FOR SURE DON'T DO WHAT I DID; ABUSE YOUR HIP FROM TOO MUCH SEX
I went in to amuse my doctor today for a pre-op exam. Seems the bone carpenters want to revise my femur; it has barnacles and creaks. For us ordinary people the femur is the hard thing between the knee and the butt, holds you up until.....well you get the idea. I hope they do the right one which is the RIGHT ONE. Wouldn't hurt too much to do the other but I would sue and make them do the right one, RIGHT ONE, GET IT!

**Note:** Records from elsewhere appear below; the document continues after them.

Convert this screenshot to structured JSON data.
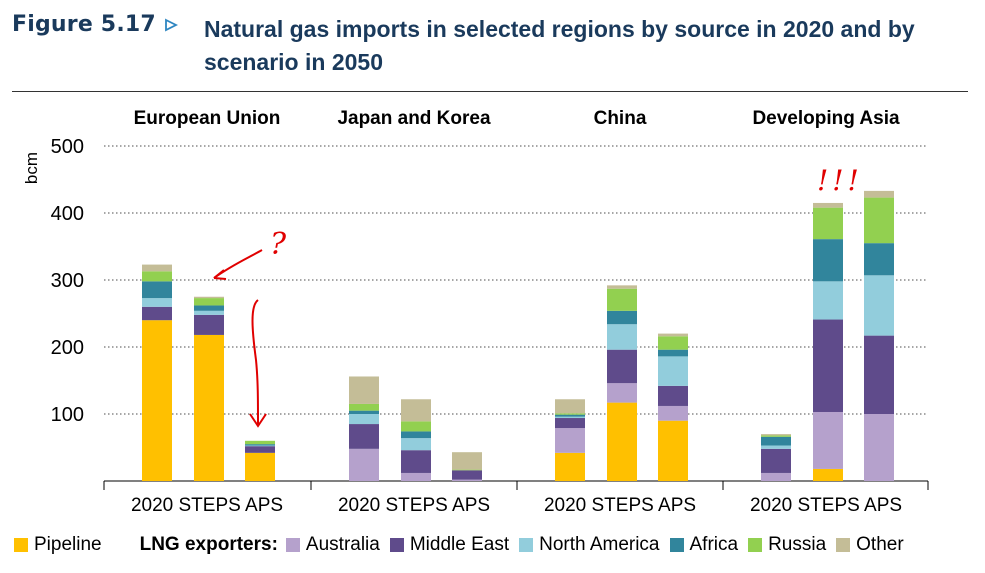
{
  "figure": {
    "label": "Figure 5.17",
    "title": "Natural gas imports in selected regions by source in 2020 and by scenario in 2050"
  },
  "chart_data": {
    "type": "bar",
    "stacked": true,
    "ylabel": "bcm",
    "ylim": [
      0,
      500
    ],
    "yticks": [
      100,
      200,
      300,
      400,
      500
    ],
    "grid": true,
    "legend_position": "bottom",
    "legend_group_label": "LNG exporters:",
    "panels": [
      {
        "title": "European Union",
        "categories": [
          "2020",
          "STEPS",
          "APS"
        ],
        "series": [
          {
            "name": "Pipeline",
            "values": [
              240,
              218,
              42
            ]
          },
          {
            "name": "Australia",
            "values": [
              0,
              0,
              0
            ]
          },
          {
            "name": "Middle East",
            "values": [
              20,
              30,
              10
            ]
          },
          {
            "name": "North America",
            "values": [
              13,
              6,
              1
            ]
          },
          {
            "name": "Africa",
            "values": [
              25,
              8,
              2
            ]
          },
          {
            "name": "Russia",
            "values": [
              15,
              11,
              5
            ]
          },
          {
            "name": "Other",
            "values": [
              10,
              2,
              0
            ]
          }
        ]
      },
      {
        "title": "Japan and Korea",
        "categories": [
          "2020",
          "STEPS",
          "APS"
        ],
        "series": [
          {
            "name": "Pipeline",
            "values": [
              0,
              0,
              0
            ]
          },
          {
            "name": "Australia",
            "values": [
              48,
              12,
              2
            ]
          },
          {
            "name": "Middle East",
            "values": [
              37,
              34,
              14
            ]
          },
          {
            "name": "North America",
            "values": [
              15,
              18,
              0
            ]
          },
          {
            "name": "Africa",
            "values": [
              5,
              10,
              0
            ]
          },
          {
            "name": "Russia",
            "values": [
              10,
              15,
              1
            ]
          },
          {
            "name": "Other",
            "values": [
              41,
              33,
              26
            ]
          }
        ]
      },
      {
        "title": "China",
        "categories": [
          "2020",
          "STEPS",
          "APS"
        ],
        "series": [
          {
            "name": "Pipeline",
            "values": [
              42,
              117,
              90
            ]
          },
          {
            "name": "Australia",
            "values": [
              37,
              29,
              22
            ]
          },
          {
            "name": "Middle East",
            "values": [
              15,
              50,
              30
            ]
          },
          {
            "name": "North America",
            "values": [
              2,
              38,
              44
            ]
          },
          {
            "name": "Africa",
            "values": [
              3,
              20,
              10
            ]
          },
          {
            "name": "Russia",
            "values": [
              2,
              33,
              20
            ]
          },
          {
            "name": "Other",
            "values": [
              21,
              5,
              4
            ]
          }
        ]
      },
      {
        "title": "Developing Asia",
        "categories": [
          "2020",
          "STEPS",
          "APS"
        ],
        "series": [
          {
            "name": "Pipeline",
            "values": [
              0,
              18,
              0
            ]
          },
          {
            "name": "Australia",
            "values": [
              12,
              85,
              100
            ]
          },
          {
            "name": "Middle East",
            "values": [
              36,
              138,
              117
            ]
          },
          {
            "name": "North America",
            "values": [
              5,
              57,
              90
            ]
          },
          {
            "name": "Africa",
            "values": [
              13,
              63,
              48
            ]
          },
          {
            "name": "Russia",
            "values": [
              2,
              47,
              68
            ]
          },
          {
            "name": "Other",
            "values": [
              2,
              7,
              10
            ]
          }
        ]
      }
    ]
  },
  "colors": {
    "Pipeline": "#ffc000",
    "Australia": "#b5a1cc",
    "Middle East": "#5f4b8b",
    "North America": "#92cddc",
    "Africa": "#31859c",
    "Russia": "#92d050",
    "Other": "#c4bd97",
    "title": "#1a3a5c",
    "annotation": "#e00000",
    "grid": "#888888"
  },
  "annotations": {
    "question_mark": "?",
    "exclamations": "!!!"
  }
}
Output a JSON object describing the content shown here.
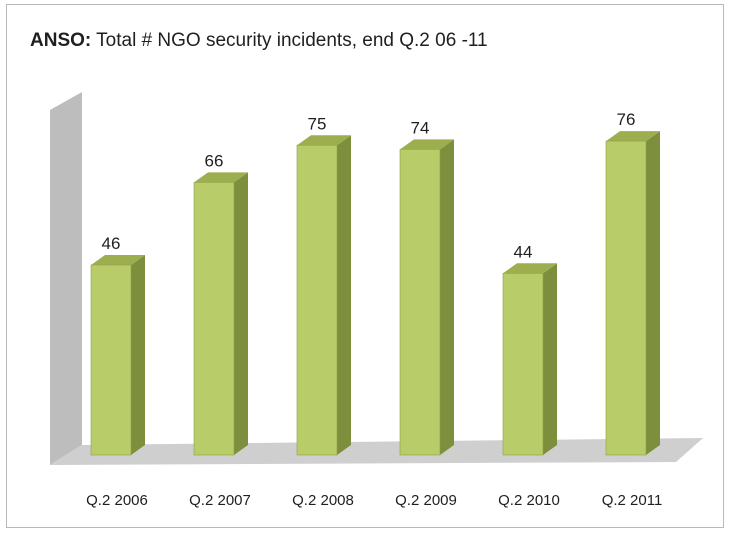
{
  "chart_data": {
    "type": "bar",
    "title_lead": "ANSO:",
    "title_rest": " Total # NGO security incidents, end Q.2 06 -11",
    "categories": [
      "Q.2 2006",
      "Q.2 2007",
      "Q.2 2008",
      "Q.2 2009",
      "Q.2 2010",
      "Q.2 2011"
    ],
    "values": [
      46,
      66,
      75,
      74,
      44,
      76
    ],
    "xlabel": "",
    "ylabel": "",
    "ylim": [
      0,
      80
    ],
    "grid": false,
    "legend": "none",
    "colors": {
      "bar_front": "#b9cc6a",
      "bar_side": "#7d8f3c",
      "bar_top": "#9cae4e",
      "wall": "#bdbdbd",
      "floor": "#cfcfcf"
    }
  }
}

I recommend fervently that you avoid this sort of thing. Else you will be questioned, poked, prodded, bled, and shot in the arm for starters. For sure never bend over for a pre-op exam. They will want you to GIVE BLOOD out of your OWN arm. I volunteered my doctor's arm, either one. But Oh, No, needs to be your own personal blood. As it happens I am fond of my doctor and of his cute nurses. Until a nice nurse jected some stuff in my arm. It was so I wouldn't get tetanus from the hospital or their slavering guard dogs. (It will be a catholic hospital but more about that after I am safe at home, if......) Then another, a fresh new nurse, wheeled in a magical device and hooked it all over my chest and legs and arms. She then sucked all the lectricity out of my heart. Hey, I protested, I need all the lectricity I can generate for my domestic tranquility. Oh, Bill, hush, she reassured, you have plenty, you won't miss even a semi-hemi volt. Maybe, but I felt limper than before she pasted all those gummy stickers on me. But when she had all the voltage she wanted, she promised to poke my fingers in the socket for a recharge. Maybe I was too mean to her. I do suspect she took some of my volts away for the doctor and herself. But it was worth while as right off her machine came scrolling a beautiful chart from my heart. Bill, it said, eat more grease, cut the exercise and get more beer with salted popcorn. Those were its actual words.
But really they were all nice and the doctor didn't even put on THE GLOVE. I was cleared for take off or slaughter which ever came first. Well, if I would cut down on the beer for a while.......OK? OK. I likely won't get beer in the hospital; only some bloody wine for cheeses sake.